Наконец-то она явилась, ведя за собой, как невесту, эту – чистую с полной гарантией – обладательницу девственного цветка. Едва открылась дверь, как все взоры устремились на нее, а девушка со всей подобающей скромностью двинулась к нам навстречу, поддерживаемая покровительницей, потупив взор и словно не смея поднять глаза в такой большой и пестрой компании и при таком стечении обстоятельств.
Как наиболее заинтересованное лицо, я первым метнул в ее сторону любопытный взгляд, и он в ту же секунду сказал мне, что сия непорочная голубица – не кто иной, как Диана – когда-то моя, а теперь чья угодно Диана – собственной персоной.
Моим первым побуждением было открыть всем глаза. Во мне смешались удивление, гнев и стыд.
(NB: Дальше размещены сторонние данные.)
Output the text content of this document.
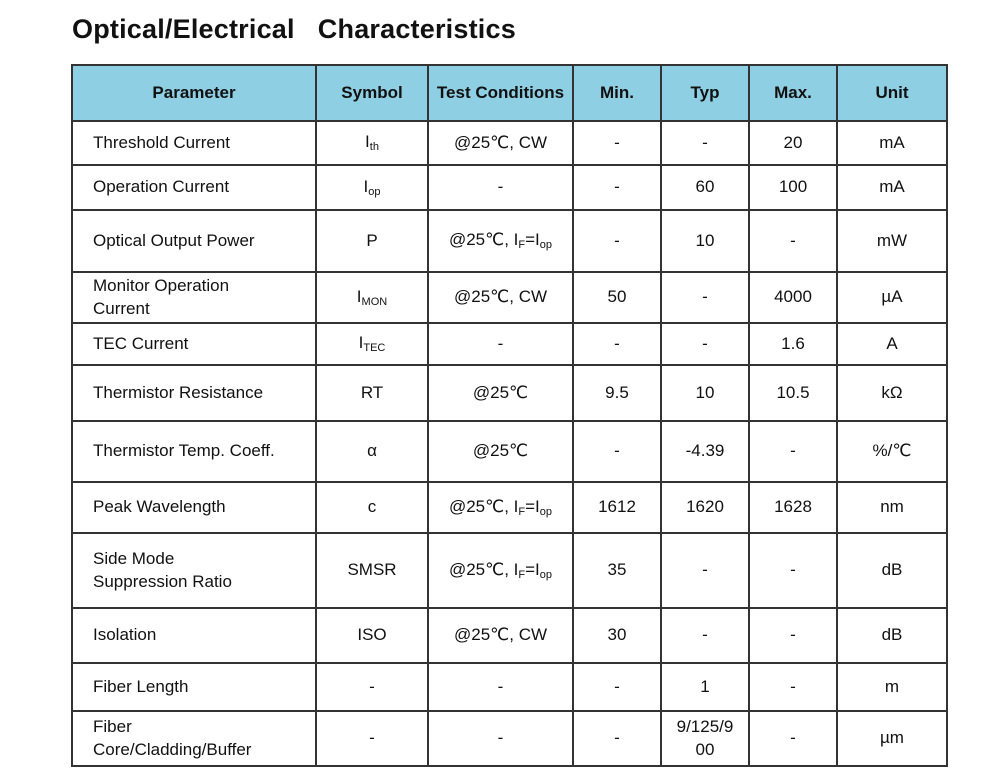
Optical/Electrical   Characteristics
Parameter	Symbol	Test Conditions	Min.	Typ	Max.	Unit
Threshold Current	$I_{th}$	@25℃, CW	-	-	20	mA
Operation Current	$I_{op}$	-	-	60	100	mA
Optical Output Power	P	@25℃, $I_F=I_{op}$	-	10	-	mW
Monitor Operation Current	$I_{MON}$	@25℃, CW	50	-	4000	µA
TEC Current	$I_{TEC}$	-	-	-	1.6	A
Thermistor Resistance	RT	@25℃	9.5	10	10.5	kΩ
Thermistor Temp. Coeff.	α	@25℃	-	-4.39	-	%/℃
Peak Wavelength	c	@25℃, $I_F=I_{op}$	1612	1620	1628	nm
Side Mode Suppression Ratio	SMSR	@25℃, $I_F=I_{op}$	35	-	-	dB
Isolation	ISO	@25℃, CW	30	-	-	dB
Fiber Length	-	-	-	1	-	m
Fiber Core/Cladding/Buffer	-	-	-	9/125/900	-	µm
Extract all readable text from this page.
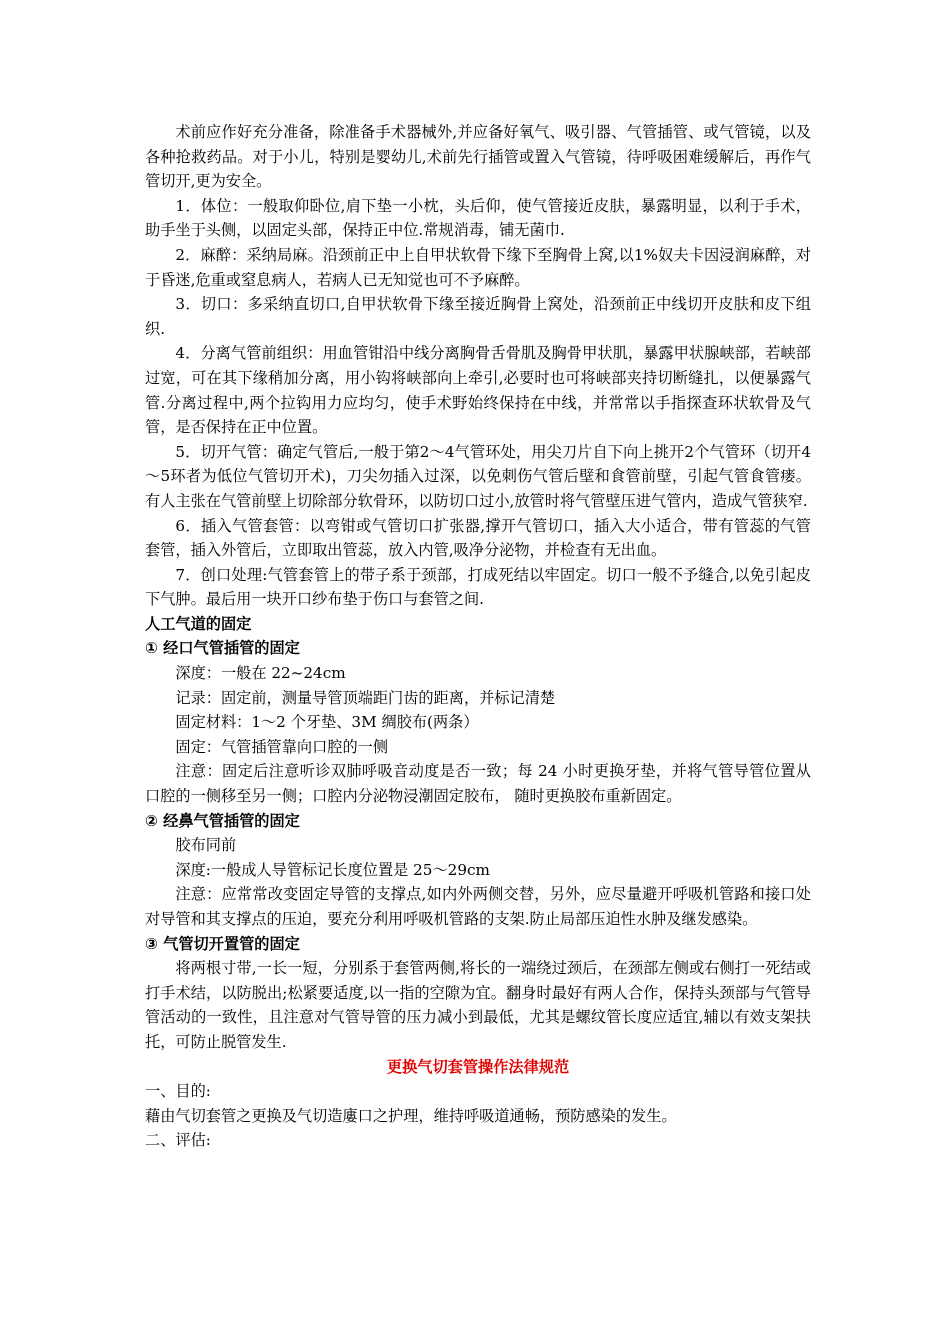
术前应作好充分准备，除准备手术器械外,并应备好氧气、吸引器、气管插管、或气管镜，以及各种抢救药品。对于小儿，特别是婴幼儿,术前先行插管或置入气管镜，待呼吸困难缓解后，再作气管切开,更为安全。

1．体位：一般取仰卧位,肩下垫一小枕，头后仰，使气管接近皮肤，暴露明显，以利于手术，助手坐于头侧，以固定头部，保持正中位.常规消毒，铺无菌巾.

2．麻醉：采纳局麻。沿颈前正中上自甲状软骨下缘下至胸骨上窝,以1%奴夫卡因浸润麻醉，对于昏迷,危重或窒息病人，若病人已无知觉也可不予麻醉。

3．切口：多采纳直切口,自甲状软骨下缘至接近胸骨上窝处，沿颈前正中线切开皮肤和皮下组织.

4．分离气管前组织：用血管钳沿中线分离胸骨舌骨肌及胸骨甲状肌，暴露甲状腺峡部，若峡部过宽，可在其下缘稍加分离，用小钩将峡部向上牵引,必要时也可将峡部夹持切断缝扎，以便暴露气管.分离过程中,两个拉钩用力应均匀，使手术野始终保持在中线，并常常以手指探查环状软骨及气管，是否保持在正中位置。

5．切开气管：确定气管后,一般于第2～4气管环处，用尖刀片自下向上挑开2个气管环（切开4～5环者为低位气管切开术)，刀尖勿插入过深，以免刺伤气管后壁和食管前壁，引起气管食管瘘。有人主张在气管前壁上切除部分软骨环，以防切口过小,放管时将气管壁压进气管内，造成气管狭窄.

6．插入气管套管：以弯钳或气管切口扩张器,撑开气管切口，插入大小适合，带有管蕊的气管套管，插入外管后，立即取出管蕊，放入内管,吸净分泌物，并检查有无出血。

7．创口处理:气管套管上的带子系于颈部，打成死结以牢固定。切口一般不予缝合,以免引起皮下气肿。最后用一块开口纱布垫于伤口与套管之间.

人工气道的固定

① 经口气管插管的固定

深度：一般在 22~24cm

记录：固定前，测量导管顶端距门齿的距离，并标记清楚

固定材料：1～2 个牙垫、3M 绸胶布(两条）

固定：气管插管靠向口腔的一侧

注意：固定后注意听诊双肺呼吸音动度是否一致；每 24 小时更换牙垫，并将气管导管位置从口腔的一侧移至另一侧；口腔内分泌物浸潮固定胶布， 随时更换胶布重新固定。

② 经鼻气管插管的固定

胶布同前

深度:一般成人导管标记长度位置是 25～29cm

注意：应常常改变固定导管的支撑点,如内外两侧交替，另外，应尽量避开呼吸机管路和接口处对导管和其支撑点的压迫，要充分利用呼吸机管路的支架.防止局部压迫性水肿及继发感染。

③ 气管切开置管的固定

将两根寸带,一长一短，分别系于套管两侧,将长的一端绕过颈后，在颈部左侧或右侧打一死结或打手术结，以防脱出;松紧要适度,以一指的空隙为宜。翻身时最好有两人合作，保持头颈部与气管导管活动的一致性，且注意对气管导管的压力减小到最低，尤其是螺纹管长度应适宜,辅以有效支架扶托，可防止脱管发生.

更换气切套管操作法律规范

一、目的:

藉由气切套管之更换及气切造廔口之护理，维持呼吸道通畅，预防感染的发生。

二、评估:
Я никак не был готов к такой встрече и чуть было не заподозрил, что она подстроена.
Однако мне удалось быстро взять себя в руки, и не успела девушка осознать, кто стоит перед ней, как я разразился гомерическим хохотом, что немало удивило моих спутников и привлекло ко мне внимание этой несчастной; она тотчас узнала меня, вскрикнула и упала в обморок – возможно, даже непритворный, так как меньшего потрясения бывает достаточно, чтобы вызвать у слабого пола такую реакцию.
Не зная, в чем конкретно дело, Мервилл мигом угадал, что мы знакомы, и, видя, что сам я, из-за ее обморока, нахожусь в прострации, неспособный выполнить даже простейший акт милосердия, бросился к ней на помощь. Все всполошились; девицы окружили поверженную принцессу и стали приводить в чувство.
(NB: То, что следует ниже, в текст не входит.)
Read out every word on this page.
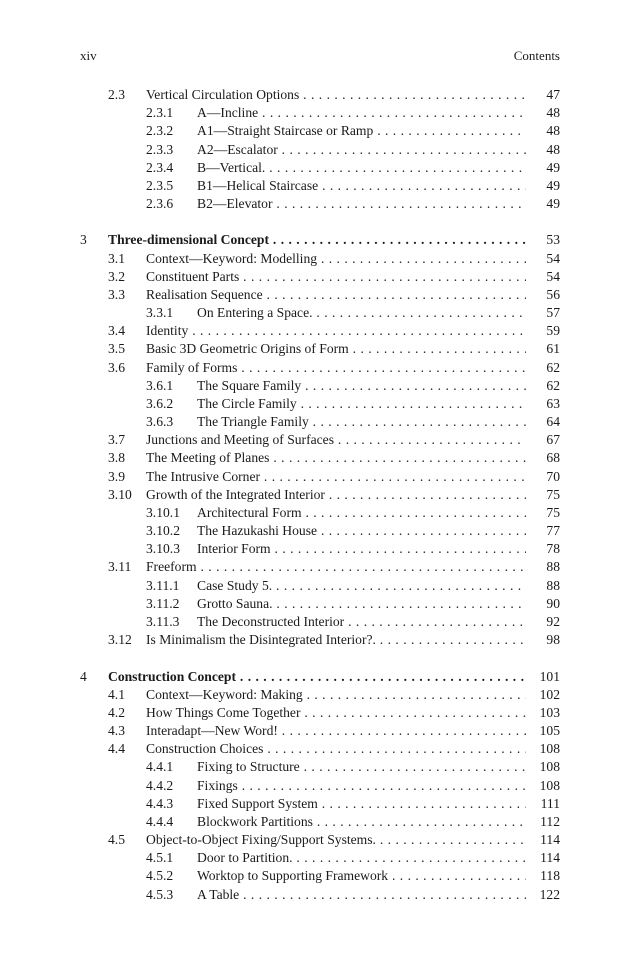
xiv	Contents
2.3 Vertical Circulation Options . . .	47
2.3.1 A—Incline . . .	48
2.3.2 A1—Straight Staircase or Ramp . . .	48
2.3.3 A2—Escalator . . .	48
2.3.4 B—Vertical. . . .	49
2.3.5 B1—Helical Staircase . . .	49
2.3.6 B2—Elevator . . .	49
3 Three-dimensional Concept . . .	53
3.1 Context—Keyword: Modelling . . .	54
3.2 Constituent Parts . . .	54
3.3 Realisation Sequence . . .	56
3.3.1 On Entering a Space. . . .	57
3.4 Identity . . .	59
3.5 Basic 3D Geometric Origins of Form . . .	61
3.6 Family of Forms . . .	62
3.6.1 The Square Family . . .	62
3.6.2 The Circle Family . . .	63
3.6.3 The Triangle Family . . .	64
3.7 Junctions and Meeting of Surfaces . . .	67
3.8 The Meeting of Planes . . .	68
3.9 The Intrusive Corner . . .	70
3.10 Growth of the Integrated Interior . . .	75
3.10.1 Architectural Form . . .	75
3.10.2 The Hazukashi House . . .	77
3.10.3 Interior Form . . .	78
3.11 Freeform . . .	88
3.11.1 Case Study 5. . . .	88
3.11.2 Grotto Sauna. . . .	90
3.11.3 The Deconstructed Interior . . .	92
3.12 Is Minimalism the Disintegrated Interior?. . . .	98
4 Construction Concept . . .	101
4.1 Context—Keyword: Making . . .	102
4.2 How Things Come Together . . .	103
4.3 Interadapt—New Word! . . .	105
4.4 Construction Choices . . .	108
4.4.1 Fixing to Structure . . .	108
4.4.2 Fixings . . .	108
4.4.3 Fixed Support System . . .	111
4.4.4 Blockwork Partitions . . .	112
4.5 Object-to-Object Fixing/Support Systems. . . .	114
4.5.1 Door to Partition. . . .	114
4.5.2 Worktop to Supporting Framework . . .	118
4.5.3 A Table . . .	122
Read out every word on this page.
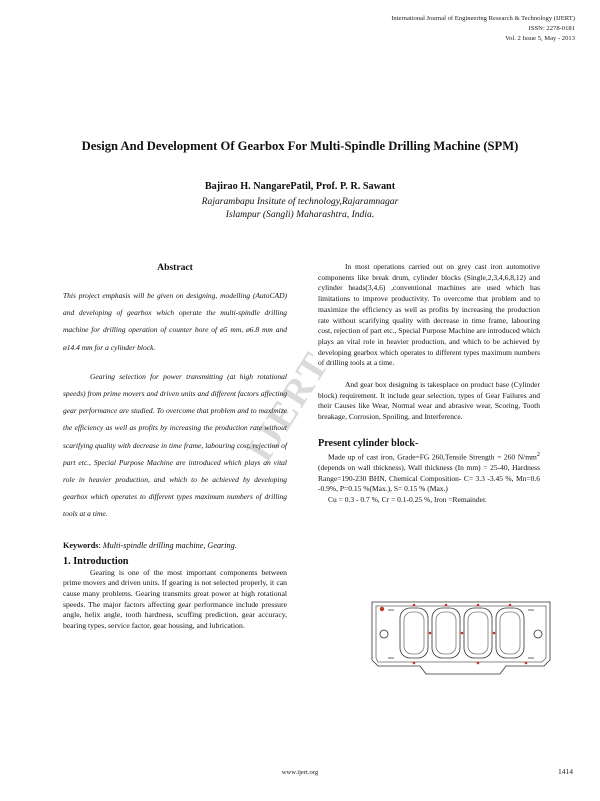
International Journal of Engineering Research & Technology (IJERT)
ISSN: 2278-0181
Vol. 2 Issue 5, May - 2013
Design And Development Of Gearbox For Multi-Spindle Drilling Machine (SPM)
Bajirao H. NangarePatil, Prof. P. R. Sawant
Rajarambapu Insitute of technology,Rajaramnagar
Islampur (Sangli) Maharashtra, India.
IJERT
Abstract

This project emphasis will be given on designing, modelling (AutoCAD) and developing of gearbox which operate the multi-spindle drilling machine for drilling operation of counter bore of ø5 mm, ø6.8 mm and ø14.4 mm for a cylinder block.

Gearing selection for power transmitting (at high rotational speeds) from prime movers and driven units and different factors affecting gear performance are studied. To overcome that problem and to maximize the efficiency as well as profits by increasing the production rate without scarifying quality with decrease in time frame, labouring cost, rejection of part etc., Special Purpose Machine are introduced which plays an vital role in heavier production, and which to be achieved by developing gearbox which operates to different types maximum numbers of drilling tools at a time.

Keywords: Multi-spindle drilling machine, Gearing.
1. Introduction

Gearing is one of the most important components between prime movers and driven units. If gearing is not selected properly, it can cause many problems. Gearing transmits great power at high rotational speeds. The major factors affecting gear performance include pressure angle, helix angle, tooth hardness, scuffing prediction, gear accuracy, bearing types, service factor, gear housing, and lubrication.

In most operations carried out on grey cast iron automotive components like break drum, cylinder blocks (Single,2,3,4,6,8,12) and cylinder heads(3,4,6) ,conventional machines are used which has limitations to improve productivity. To overcome that problem and to maximize the efficiency as well as profits by increasing the production rate without scarifying quality with decrease in time frame, labouring cost, rejection of part etc., Special Purpose Machine are introduced which plays an vital role in heavier production, and which to be achieved by developing gearbox which operates to different types maximum numbers of drilling tools at a time.

And gear box designing is takesplace on product base (Cylinder block) requirement. It include gear selection, types of Gear Failures and their Causes like Wear, Normal wear and abrasive wear, Scoring, Tooth breakage, Corrosion, Spoiling, and Interference.

Present cylinder block-

Made up of cast iron, Grade=FG 260,Tensile Strength = 260 $N/mm^2$ (depends on wall thickness), Wall thickness (In mm) = 25-40, Hardness Range=190-230 BHN, Chemical Composition- C= 3.3 -3.45 %, Mn=0.6 -0.9%, P=0.15 %(Max.), S= 0.15 % (Max.)

Cu = 0.3 - 0.7 %, Cr = 0.1-0.25 %, Iron =Remainder.

www.ijert.org	1414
Как ни велико было мое негодование и как ни жег меня стыд за свою роль в этой истории, я не мог не обратить внимания на трагикомическую физиономию старой пройдохи, не сводившей с меня глаз, отчаянно напрягающей мышцы лица, чтобы себя не выдать, и пытавшейся предугадать мои дальнейшие действия в связи с этим разоблачением, так что, не будь я от природы нетерпелив, я мог бы сколько угодно держать ее в состоянии страха и неопределенности.